Aims/Purpose: Hypoxia is a vital cause of neurodegenerative diseases such as glaucoma and retinal ischemia. We investigated the potential neuroprotective effects of anti‐cytokine antibodies against hypoxic damage.Methods: An in vitro hypoxia model was established using cobalt chloride (CoCl2) stimulation in microglial cells (BV‐2). Immunofluorescence staining was performed to detect the expression markers of different microglial phenotypes in BV‐2. Different concentrations of CoCl2 (0–150 μM) were tested to generate dose–response curves. Following exposure to CoCl2 at an approximate IC50 of 0.1 mM, BV‐2 were treated with anti‐tumour necrosis factor‐alpha (anti‐TNF‐α) or anti‐ interleukin‐1 beta (anti‐IL‐1β) antibodies for 24 h. Cell viability was determined by MTS assay. Proteome changes in BV‐2 were analysed with the mass spectrometry‐based proteomics approach.Results: Immunocytochemistry revealed the expression of M1 marker consisting CD68 and M2 marker CD206 in the BV‐2 cells. Hypoxia induced by mimetic CoCl2 led to a concentration‐dependent viability impairment in BV‐2 and cells treated with 0.1 mM CoCl2 for 24 h showed decreased viability of ~46%‐ 50%. Interestingly, the application of anti‐TNF‐α (2ug/ml) and anti‐IL‐1β (4ug/ml) antibodies significantly improved the BV‐2 cell viability to 80% (p < 0.0001) and 76% (p < 0.0001), respectively.

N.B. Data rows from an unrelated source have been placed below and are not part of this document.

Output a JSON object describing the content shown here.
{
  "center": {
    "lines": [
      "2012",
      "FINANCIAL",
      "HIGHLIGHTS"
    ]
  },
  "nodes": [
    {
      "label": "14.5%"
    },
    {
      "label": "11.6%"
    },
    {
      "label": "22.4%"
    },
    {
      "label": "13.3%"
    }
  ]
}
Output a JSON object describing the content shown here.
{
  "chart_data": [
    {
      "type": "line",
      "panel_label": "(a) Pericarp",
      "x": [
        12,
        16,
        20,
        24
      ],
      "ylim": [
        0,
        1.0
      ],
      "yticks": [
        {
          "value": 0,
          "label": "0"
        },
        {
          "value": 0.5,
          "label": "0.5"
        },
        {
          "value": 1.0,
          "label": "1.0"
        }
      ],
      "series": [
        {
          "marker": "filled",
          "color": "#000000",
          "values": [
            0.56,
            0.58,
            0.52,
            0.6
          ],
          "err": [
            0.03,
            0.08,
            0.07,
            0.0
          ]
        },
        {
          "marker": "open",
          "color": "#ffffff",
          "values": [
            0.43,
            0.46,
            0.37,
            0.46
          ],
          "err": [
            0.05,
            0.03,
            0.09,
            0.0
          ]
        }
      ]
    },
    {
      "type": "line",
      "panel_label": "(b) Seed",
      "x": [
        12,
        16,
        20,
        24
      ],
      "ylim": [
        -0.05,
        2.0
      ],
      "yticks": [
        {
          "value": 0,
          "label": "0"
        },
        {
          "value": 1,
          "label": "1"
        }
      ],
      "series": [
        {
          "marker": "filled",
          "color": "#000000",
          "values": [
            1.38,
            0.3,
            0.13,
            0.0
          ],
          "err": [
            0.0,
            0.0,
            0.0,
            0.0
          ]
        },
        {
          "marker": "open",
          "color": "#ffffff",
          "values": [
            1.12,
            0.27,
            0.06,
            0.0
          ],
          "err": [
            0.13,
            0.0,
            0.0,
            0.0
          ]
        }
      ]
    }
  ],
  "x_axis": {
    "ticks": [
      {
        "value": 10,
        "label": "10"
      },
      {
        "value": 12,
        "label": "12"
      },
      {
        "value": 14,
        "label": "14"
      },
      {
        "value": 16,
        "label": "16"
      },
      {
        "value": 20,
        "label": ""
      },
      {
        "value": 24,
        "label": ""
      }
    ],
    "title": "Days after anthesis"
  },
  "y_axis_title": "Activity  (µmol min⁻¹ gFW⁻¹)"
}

Proteomics and bioinformatics analyses of the differentially expressed proteins revealed that CoCl2 induced proteome alterations involved in mitochondrial dysfunction signalling pathway (p = 1.10 × 10−3), which were eliminated by the treatment with both anti‐TNF‐α and anti‐IL‐1β. Besides, CoCl2‐induced activation of endoplasmic reticulum (ER) stress response (p = 3.33 × 10−9) was alleviated by anti‐IL‐1β and anti‐TNF‐α treatment (p = 1.7 × 10−7 and p = 8.82 × 10−7, respectively). Particularly, anti‐TNF‐α antibody significantly downregulated proteins involved in apoptosis (p = 1.58 × 10−10). Anti‐IL‐1β induced Nrf2‐mediated antioxidant response and exerts protection against oxidative stress (p = 1.00 × 10−6).Conclusions: Antibodies targeting cytokines provide neuroprotective effects on microglial cells from hypoxic stress. These findings demonstrated the potential use of anti‐cytokines in the treatment of neurodegenerative diseases.